Seseorang mengirim pesan kepada saya, "Bung, employment flexibility dalam UU Cipta Kerja itu kupikir lumayan karena dipadukan dengan aspek security. Ada aturan tentang jaminan kehilangan pekerjaan." Syukurlah jika begitu. Melihat sepintas, semula saya pikir juga begitu. Tetapi mari kita periksa lebih detil.
Saat beralih menjadi rejim fleksibilitas pasar tenaga kerja puluhan tahun lampau, sejumlah negara Eropa sudah terlebih dahulu memiliki sistem asuransi sosial yang meng-cover kondisi buruh yang kehilangan pekerjaan (unemployment benefit).

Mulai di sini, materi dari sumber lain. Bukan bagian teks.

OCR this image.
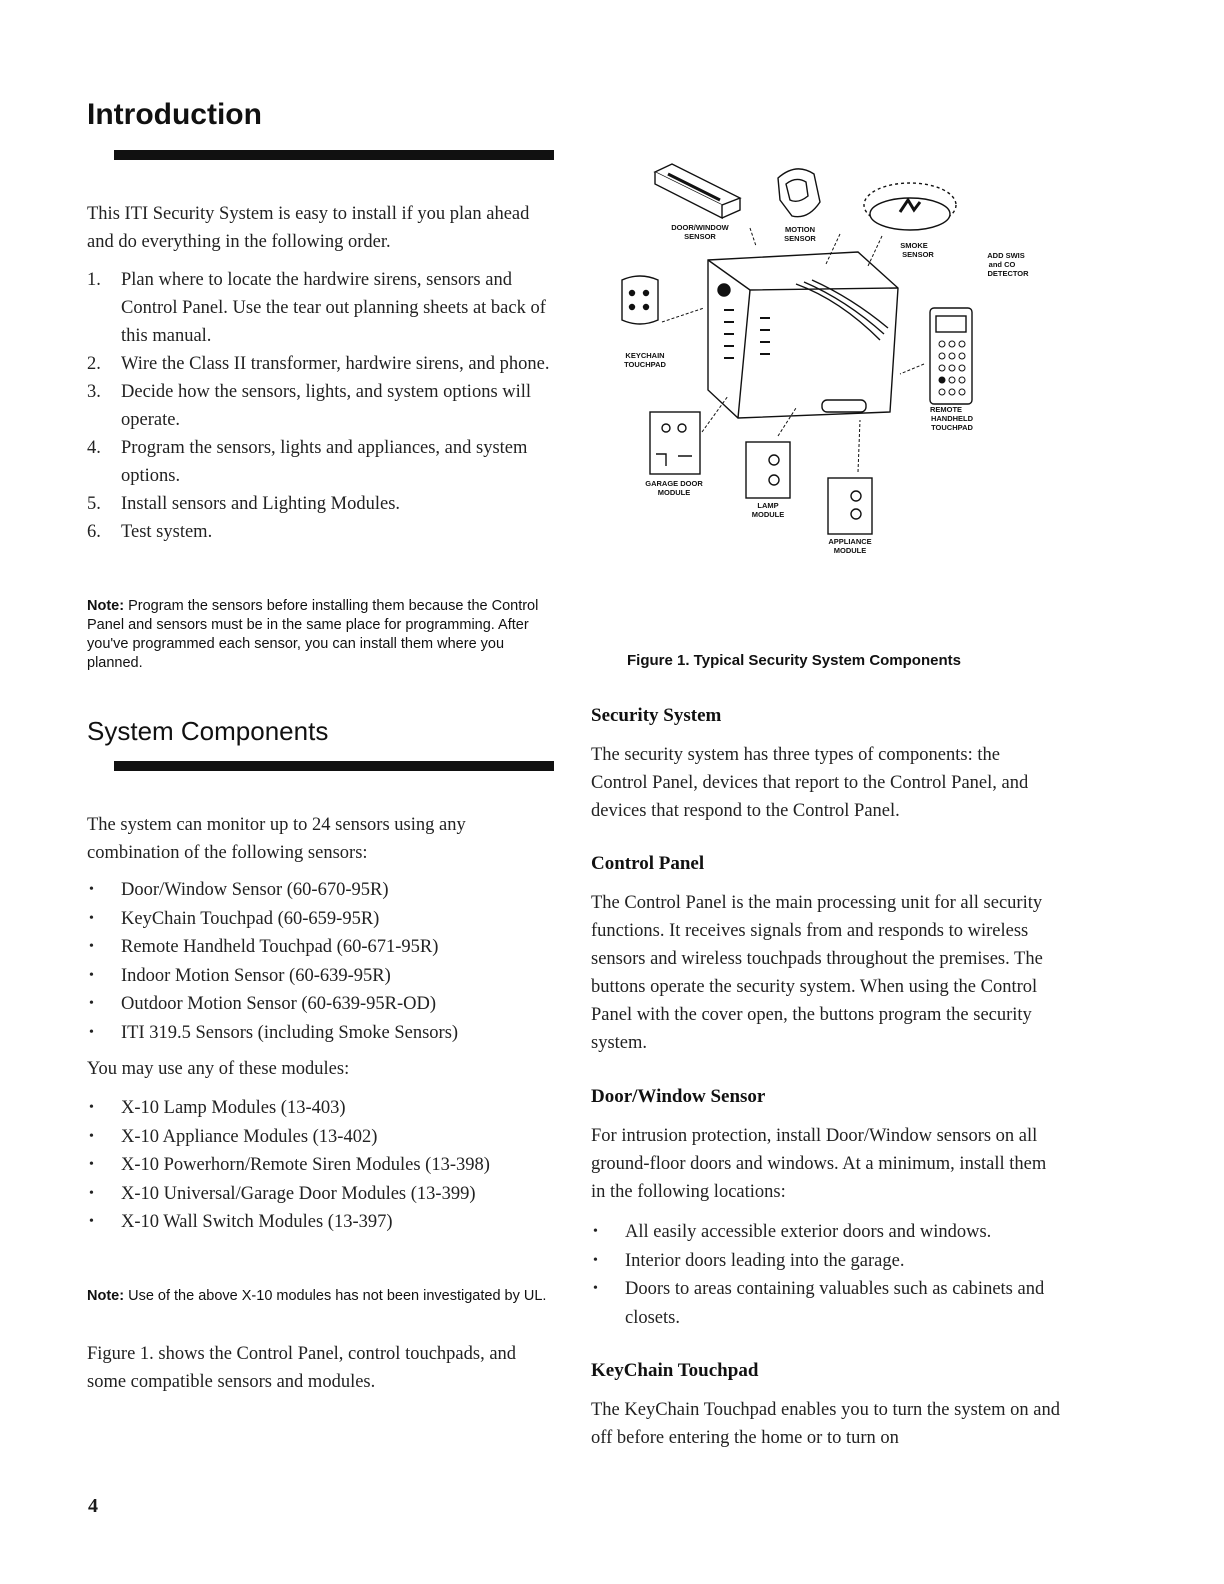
Introduction

This ITI Security System is easy to install if you plan ahead and do everything in the following order.

1. Plan where to locate the hardwire sirens, sensors and Control Panel. Use the tear out planning sheets at back of this manual.
2. Wire the Class II transformer, hardwire sirens, and phone.
3. Decide how the sensors, lights, and system options will operate.
4. Program the sensors, lights and appliances, and system options.
5. Install sensors and Lighting Modules.
6. Test system.

Note: Program the sensors before installing them because the Control Panel and sensors must be in the same place for programming. After you've programmed each sensor, you can install them where you planned.

System Components

The system can monitor up to 24 sensors using any combination of the following sensors:

• Door/Window Sensor (60-670-95R)
• KeyChain Touchpad (60-659-95R)
• Remote Handheld Touchpad (60-671-95R)
• Indoor Motion Sensor (60-639-95R)
• Outdoor Motion Sensor (60-639-95R-OD)
• ITI 319.5 Sensors (including Smoke Sensors)

You may use any of these modules:

• X-10 Lamp Modules (13-403)
• X-10 Appliance Modules (13-402)
• X-10 Powerhorn/Remote Siren Modules (13-398)
• X-10 Universal/Garage Door Modules (13-399)
• X-10 Wall Switch Modules (13-397)

Note: Use of the above X-10 modules has not been investigated by UL.

Figure 1. shows the Control Panel, control touchpads, and some compatible sensors and modules.

4
DOOR/WINDOW
SENSOR
MOTION
SENSOR
SMOKE
SENSOR	ADD SWIS
and CO
DETECTOR
KEYCHAIN
TOUCHPAD
REMOTE
HANDHELD
TOUCHPAD
GARAGE DOOR
MODULE
LAMP
MODULE
APPLIANCE
MODULE
Figure 1. Typical Security System Components
Security System

The security system has three types of components: the Control Panel, devices that report to the Control Panel, and devices that respond to the Control Panel.

Control Panel

The Control Panel is the main processing unit for all security functions. It receives signals from and responds to wireless sensors and wireless touchpads throughout the premises. The buttons operate the security system. When using the Control Panel with the cover open, the buttons program the security system.

Door/Window Sensor

For intrusion protection, install Door/Window sensors on all ground-floor doors and windows. At a minimum, install them in the following locations:

• All easily accessible exterior doors and windows.
• Interior doors leading into the garage.
• Doors to areas containing valuables such as cabinets and closets.
KeyChain Touchpad

The KeyChain Touchpad enables you to turn the system on and off before entering the home or to turn on
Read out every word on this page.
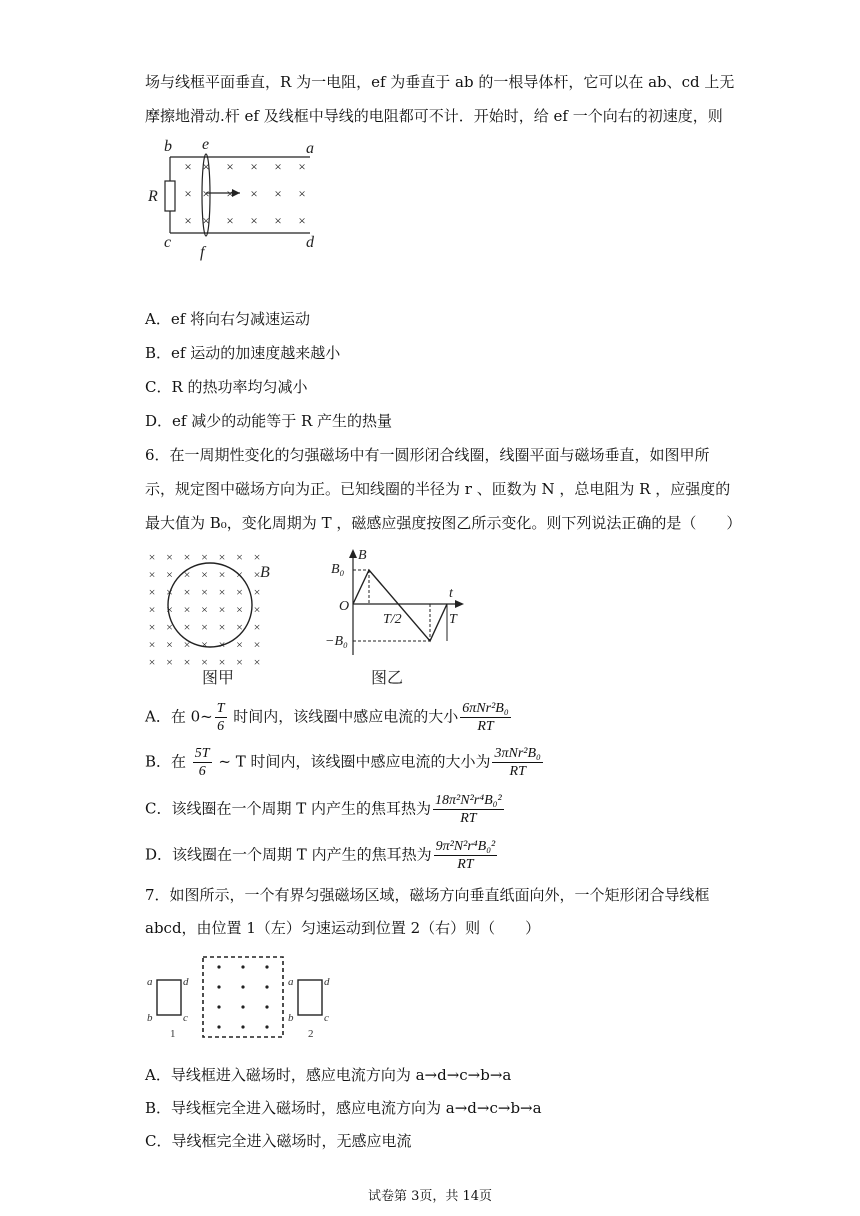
场与线框平面垂直，R 为一电阻，ef 为垂直于 ab 的一根导体杆，它可以在 ab、cd 上无
摩擦地滑动.杆 ef 及线框中导线的电阻都可不计．开始时，给 ef 一个向右的初速度，则
× × × × × ×
× × × × × ×
× × × × × ×
b e	a
R
c
f
d
A．ef 将向右匀减速运动
B．ef 运动的加速度越来越小
C．R 的热功率均匀减小
D．ef 减少的动能等于 R 产生的热量
6．在一周期性变化的匀强磁场中有一圆形闭合线圈，线圈平面与磁场垂直，如图甲所
示，规定图中磁场方向为正。已知线圈的半径为 r 、匝数为 N ，总电阻为 R ，应强度的
最大值为 B₀，变化周期为 T ，磁感应强度按图乙所示变化。则下列说法正确的是（　　）
× × × × × × ×
× × × × × × ×
× × × × × × ×
× × × × × × ×
× × × × × × ×
× × × × × × ×
× × × × × × ×
B
图甲
B
t
B₀
O
T/2	T
−B₀
图乙
A．在 0~ $\frac{T}{6}$ 时间内，该线圈中感应电流的大小 $\frac{\text{6πNr²B₀}}{RT}$
B．在 $\frac{5T}{6}$ ~ T 时间内，该线圈中感应电流的大小为 $\frac{\text{3πNr²B₀}}{RT}$
C．该线圈在一个周期 T 内产生的焦耳热为 $\frac{\text{18π²N²r⁴B₀²}}{RT}$
D．该线圈在一个周期 T 内产生的焦耳热为 $\frac{\text{9π²N²r⁴B₀²}}{RT}$
7．如图所示，一个有界匀强磁场区域，磁场方向垂直纸面向外，一个矩形闭合导线框
abcd，由位置 1（左）匀速运动到位置 2（右）则（　　）
a	d
b	c
1
a	d
b	c
2
A．导线框进入磁场时，感应电流方向为 a→d→c→b→a
B．导线框完全进入磁场时，感应电流方向为 a→d→c→b→a
C．导线框完全进入磁场时，无感应电流
试卷第 3页，共 14页
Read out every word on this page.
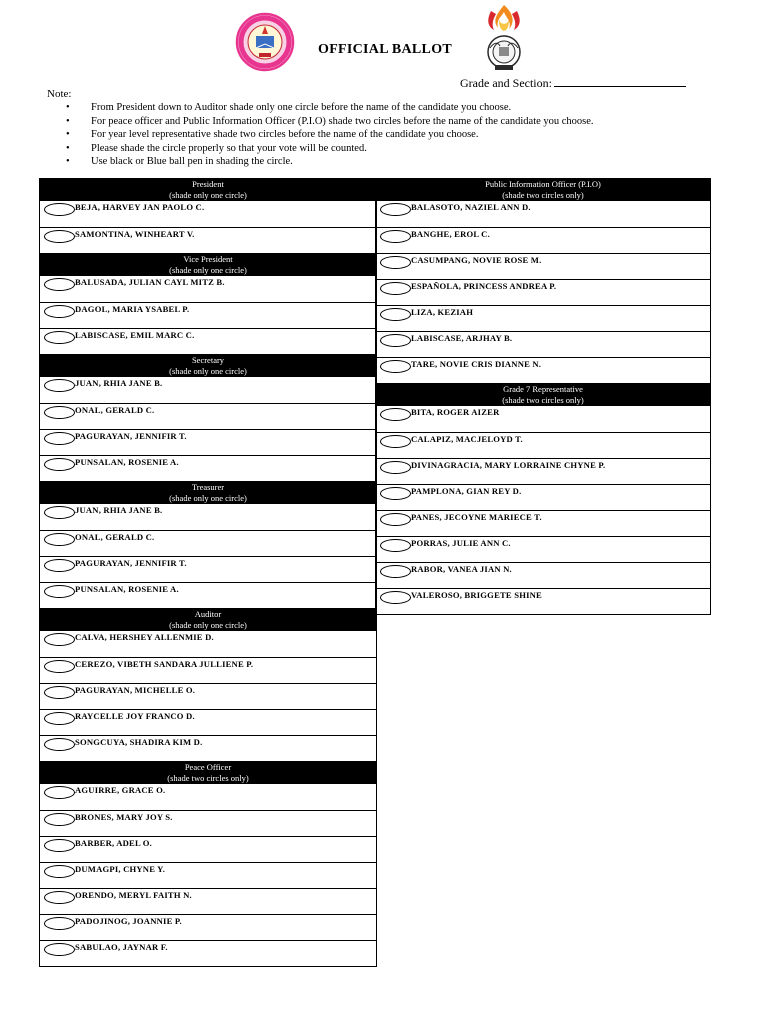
OFFICIAL BALLOT
Grade and Section:
Note:
• From President down to Auditor shade only one circle before the name of the candidate you choose.
• For peace officer and Public Information Officer (P.I.O) shade two circles before the name of the candidate you choose.
• For year level representative shade two circles before the name of the candidate you choose.
• Please shade the circle properly so that your vote will be counted.
• Use black or Blue ball pen in shading the circle.
President
(shade only one circle)
BEJA, HARVEY JAN PAOLO C.
SAMONTINA, WINHEART V.
Vice President
(shade only one circle)
BALUSADA, JULIAN CAYL MITZ B.
DAGOL, MARIA YSABEL P.
LABISCASE, EMIL MARC C.
Secretary
(shade only one circle)
JUAN, RHIA JANE B.
ONAL, GERALD C.
PAGURAYAN, JENNIFIR T.
PUNSALAN, ROSENIE A.
Treasurer
(shade only one circle)
JUAN, RHIA JANE B.
ONAL, GERALD C.
PAGURAYAN, JENNIFIR T.
PUNSALAN, ROSENIE A.
Auditor
(shade only one circle)
CALVA, HERSHEY ALLENMIE D.
CEREZO, VIBETH SANDARA JULLIENE P.
PAGURAYAN, MICHELLE O.
RAYCELLE JOY FRANCO D.
SONGCUYA, SHADIRA KIM D.
Peace Officer
(shade two circles only)
AGUIRRE, GRACE O.
BRONES, MARY JOY S.
BARBER, ADEL O.
DUMAGPI, CHYNE Y.
ORENDO, MERYL FAITH N.
PADOJINOG, JOANNIE P.
SABULAO, JAYNAR F.
Public Information Officer (P.I.O)
(shade two circles only)
BALASOTO, NAZIEL ANN D.
BANGHE, EROL C.
CASUMPANG, NOVIE ROSE M.
ESPAÑOLA, PRINCESS ANDREA P.
LIZA, KEZIAH
LABISCASE, ARJHAY B.
TARE, NOVIE CRIS DIANNE N.
Grade 7 Representative
(shade two circles only)
BITA, ROGER AIZER
CALAPIZ, MACJELOYD T.
DIVINAGRACIA, MARY LORRAINE CHYNE P.
PAMPLONA, GIAN REY D.
PANES, JECOYNE MARIECE T.
PORRAS, JULIE ANN C.
RABOR, VANEA JIAN N.
VALEROSO, BRIGGETE SHINE
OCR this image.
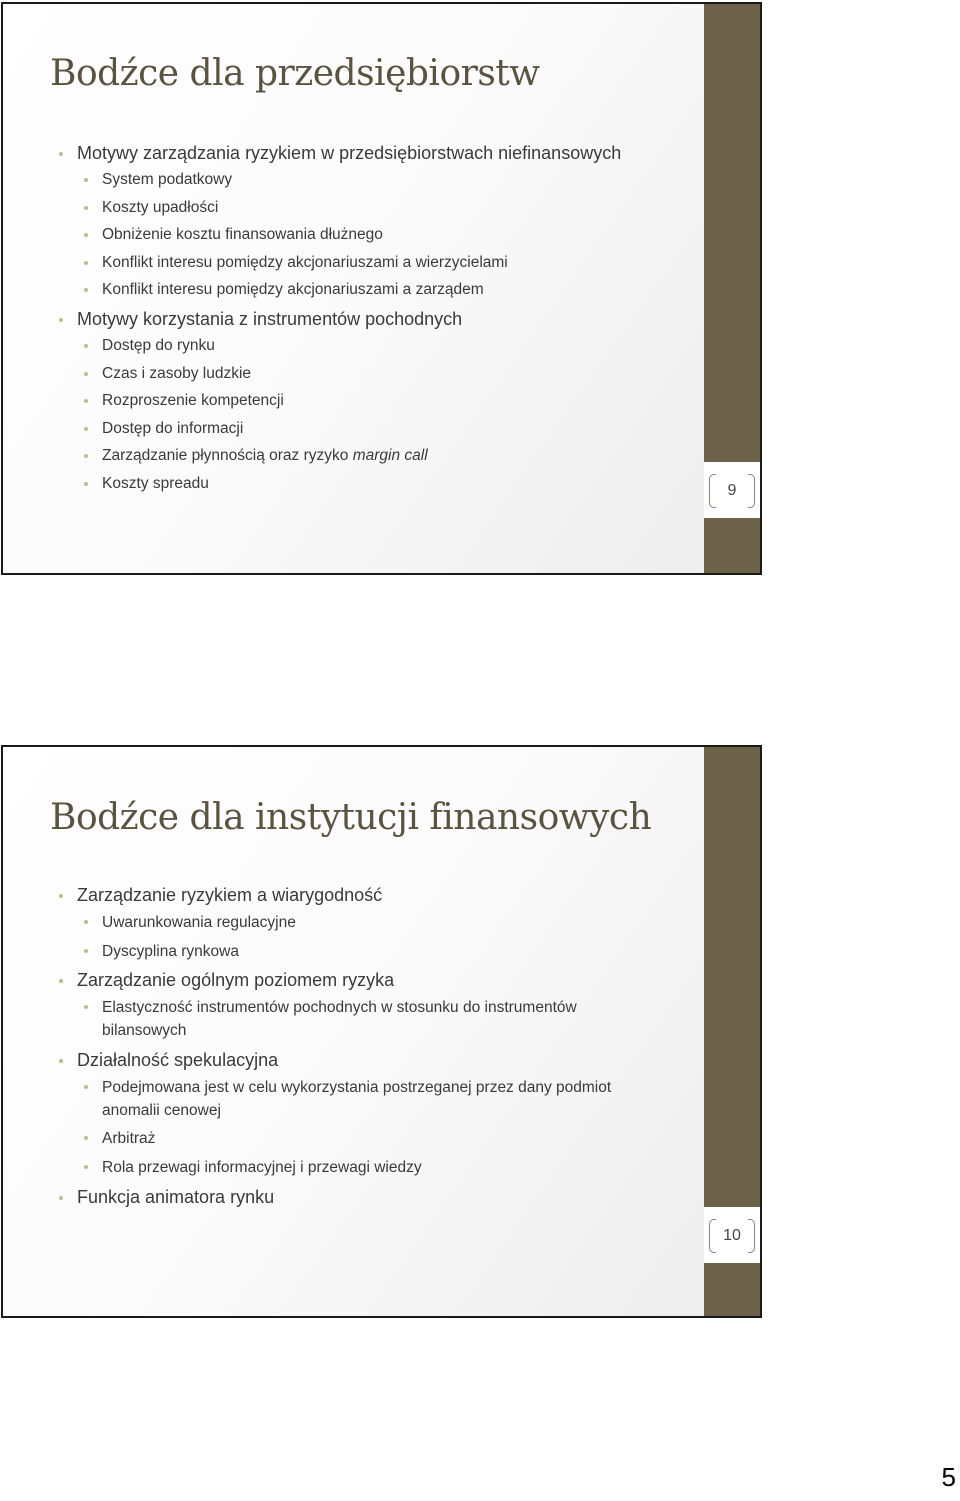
Bodźce dla przedsiębiorstw
Motywy zarządzania ryzykiem w przedsiębiorstwach niefinansowych
System podatkowy
Koszty upadłości
Obniżenie kosztu finansowania dłużnego
Konflikt interesu pomiędzy akcjonariuszami a wierzycielami
Konflikt interesu pomiędzy akcjonariuszami a zarządem
Motywy korzystania z instrumentów pochodnych
Dostęp do rynku
Czas i zasoby ludzkie
Rozproszenie kompetencji
Dostęp do informacji
Zarządzanie płynnością oraz ryzyko margin call
Koszty spreadu	9
Bodźce dla instytucji finansowych
Zarządzanie ryzykiem a wiarygodność
Uwarunkowania regulacyjne
Dyscyplina rynkowa
Zarządzanie ogólnym poziomem ryzyka
Elastyczność instrumentów pochodnych w stosunku do instrumentów bilansowych
Działalność spekulacyjna
Podejmowana jest w celu wykorzystania postrzeganej przez dany podmiot anomalii cenowej
Arbitraż
Rola przewagi informacyjnej i przewagi wiedzy
Funkcja animatora rynku
10
5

Assurance chômage di Prancis sudah ada sejak akhir 1950an.
Ketika pasar tenaga kerja diliberalisasi---difleksibelkan--mereka hanya perlu perubahan sedikit, menyesuaikan asuransi yang awalnya diperuntukan bagi korban PHK, menjadi juga menanggung buruh yang kehilangan pekerjaan karena berakhirnya masa kontrak kerja. Karena itulah rejim pasar tenaga kerja di negara-negara ini sering disebut flexicurity, artinya mengimbangi fleksibilitas dengan perlindungan terhadap keamanan kerja dan keamanan penghasilan (job security dan income security).
Sepertinya para pembisik RUU Cipta Kerja ingin mengurangi dosa mereka dengan mengadopsi skema asuransi sosial ini. Draft akhir RUU Cipta Kerja menambahkan sejumlah ketentuan tentang jaminan kehilangan pekerjaan ke dalam UU 40/2004 tentang Sistem Jaminan Sosial Nasional.
Salah satu ketentuan yang ditambahkan adalah Pasal 46A, dengan ayat (1) berbunyi, "Pekerja/buruh yang mengalami pemutusan hubungan kerja berhak mendapatkan jaminan kehilangan pekerjaan." Sementara ayat (2) menyatakan, "Jaminan kehilangan pekerjaan diselenggarakan oleh badan penyelenggara jaminan sosial ketenagakerjaan."
Ini bagus, merupakan hal baru yang tidak diatur sebelumnya. Jaminan kehilangan pekerjaan adalah salah satu bentuk upaya mengurangi income insecurity.
Tetapi problemnya, rancangan UU Cilaka hanya memuat ketentuan hak mendapatkan jaminan kehilangan pekerjaan bagi buruh korban PHK. Sementara problem utamanya adalah buruh kontrak dan aneka macam relasi pengupahan non-standar yang akan marak oleh pemberlakuan UU ini.
Menjadi aneh jika antisipasi yang diberikan justru bukan pada problem pokok. Tidak heran jika ada pakar yang menyebut naskah draf UU Cilaka sebagai yang paling buruk dalam sejarah penyusunan UU di Indonesia.
Tetapi marilah kita berandai-andai, tidak disebutkannya unemployment benefit bagi buruh habis kontrak---hanya bagi korban PHK---sebagai salah ketik, saltik. Atau lebih tepat menyebutnya lupa ketik, luptik, sebab salah ketik tidak biasa hingga menghilangkan satu klausul.
Apakah dengan menambahkan klausul "Pekerja/buruh yang habis masa kontrak dan tidak segera mendapatkan pekerjaan baru berhak atas unemployment benefit" persoalan akan beres?